Ghana’s Western Region Minister, Paul Evans Aidoo MP, has ordered the immediate arrest of all homosexuals in the country’s west. Aidoo has tasked Ghana’s Bureau of National Investigations and security forces to round-up the country’s gay population and has called on landlords and tenants to inform on people they suspect of being homosexuals.
“All efforts are being made to get rid of these people in the society,” he said. The move by the Minister follows months of campaigning by the Christian Council of Ghana which last week called on Ghanaians not to vote for any politician who believes in the rights of homosexuals.
Muslims and Christians in the Western Region have been staging protests ever since a local media report claimed there were around 8000 homosexuals and lesbians in the district.

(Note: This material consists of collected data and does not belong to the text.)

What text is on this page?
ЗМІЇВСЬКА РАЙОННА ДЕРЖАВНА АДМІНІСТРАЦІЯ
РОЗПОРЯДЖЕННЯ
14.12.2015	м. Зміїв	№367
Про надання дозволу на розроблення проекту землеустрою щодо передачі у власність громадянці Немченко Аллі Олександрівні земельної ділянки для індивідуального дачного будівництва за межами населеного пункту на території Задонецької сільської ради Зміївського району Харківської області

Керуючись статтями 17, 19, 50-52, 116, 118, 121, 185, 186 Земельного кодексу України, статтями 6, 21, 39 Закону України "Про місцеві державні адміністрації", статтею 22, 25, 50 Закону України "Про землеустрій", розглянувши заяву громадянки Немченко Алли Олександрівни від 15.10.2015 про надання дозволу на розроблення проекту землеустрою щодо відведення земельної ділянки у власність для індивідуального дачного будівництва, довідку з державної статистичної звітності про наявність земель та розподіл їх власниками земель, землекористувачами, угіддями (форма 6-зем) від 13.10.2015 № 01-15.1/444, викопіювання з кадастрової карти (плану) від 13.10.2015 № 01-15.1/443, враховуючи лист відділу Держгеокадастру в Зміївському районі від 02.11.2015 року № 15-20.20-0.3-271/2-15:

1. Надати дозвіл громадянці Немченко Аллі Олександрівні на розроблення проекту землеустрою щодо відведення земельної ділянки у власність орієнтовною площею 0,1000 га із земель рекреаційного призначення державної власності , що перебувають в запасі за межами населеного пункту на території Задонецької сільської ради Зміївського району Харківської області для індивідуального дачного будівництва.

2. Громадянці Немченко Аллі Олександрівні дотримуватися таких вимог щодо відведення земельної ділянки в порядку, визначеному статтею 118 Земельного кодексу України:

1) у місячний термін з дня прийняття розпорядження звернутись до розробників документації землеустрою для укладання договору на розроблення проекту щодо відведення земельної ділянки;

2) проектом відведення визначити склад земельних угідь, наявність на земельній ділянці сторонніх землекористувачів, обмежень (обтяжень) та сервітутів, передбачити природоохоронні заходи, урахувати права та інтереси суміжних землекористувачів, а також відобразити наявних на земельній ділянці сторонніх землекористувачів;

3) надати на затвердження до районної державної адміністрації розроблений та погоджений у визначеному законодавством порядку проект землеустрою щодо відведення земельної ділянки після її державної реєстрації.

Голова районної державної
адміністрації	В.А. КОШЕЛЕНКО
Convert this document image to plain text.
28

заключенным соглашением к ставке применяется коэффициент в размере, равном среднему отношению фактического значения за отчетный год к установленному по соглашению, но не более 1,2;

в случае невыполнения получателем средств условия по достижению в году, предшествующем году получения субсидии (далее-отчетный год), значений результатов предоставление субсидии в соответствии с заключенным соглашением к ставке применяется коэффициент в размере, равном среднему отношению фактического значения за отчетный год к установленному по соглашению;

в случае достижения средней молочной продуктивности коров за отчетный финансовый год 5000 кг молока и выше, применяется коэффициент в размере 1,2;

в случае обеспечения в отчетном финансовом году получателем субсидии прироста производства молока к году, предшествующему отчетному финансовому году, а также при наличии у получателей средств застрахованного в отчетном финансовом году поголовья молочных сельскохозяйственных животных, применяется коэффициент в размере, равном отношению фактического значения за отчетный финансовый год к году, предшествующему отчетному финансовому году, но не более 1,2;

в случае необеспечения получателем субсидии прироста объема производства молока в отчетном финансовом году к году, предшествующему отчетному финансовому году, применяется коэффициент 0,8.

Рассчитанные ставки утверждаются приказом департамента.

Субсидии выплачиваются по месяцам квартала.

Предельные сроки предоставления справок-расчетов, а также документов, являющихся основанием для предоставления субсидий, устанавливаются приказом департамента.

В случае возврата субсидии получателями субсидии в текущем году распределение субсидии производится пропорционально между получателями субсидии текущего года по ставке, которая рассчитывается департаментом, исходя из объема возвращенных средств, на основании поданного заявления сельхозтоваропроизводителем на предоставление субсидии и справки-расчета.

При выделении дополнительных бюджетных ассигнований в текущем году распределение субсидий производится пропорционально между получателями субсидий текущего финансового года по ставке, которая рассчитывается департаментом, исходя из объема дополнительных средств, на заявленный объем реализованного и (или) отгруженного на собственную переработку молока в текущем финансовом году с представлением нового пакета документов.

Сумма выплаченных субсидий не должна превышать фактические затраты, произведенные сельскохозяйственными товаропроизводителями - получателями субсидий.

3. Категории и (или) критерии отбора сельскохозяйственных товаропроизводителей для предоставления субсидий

Aidoo minced no words at all in his dislike for the practice. He stated that “all efforts are being made to get rid of these people in the society.” The burning question is, what happens next here? In other words, once all of the country’s homosexuals are rounded up together, what does Ghana do with them?
Aidoo said once they are arrested they will be hauled before court to test the strength of the law which frowns upon homosexuality in the country, but a Lawyer at the Kwame Nkrumah University of Science and Technology has challenged the legitimacy of the minister’s action.
Ernest Kofi Abotsie told Joy News that no person can be arrested for breach of morality. He faulted the minister for directing the police to embark on the arrest of homosexuals and pointed out there is need to test the law pertaining to having ‘unnatural canal knowledge’ of another person and pursuit should be as far as to the Supreme Court.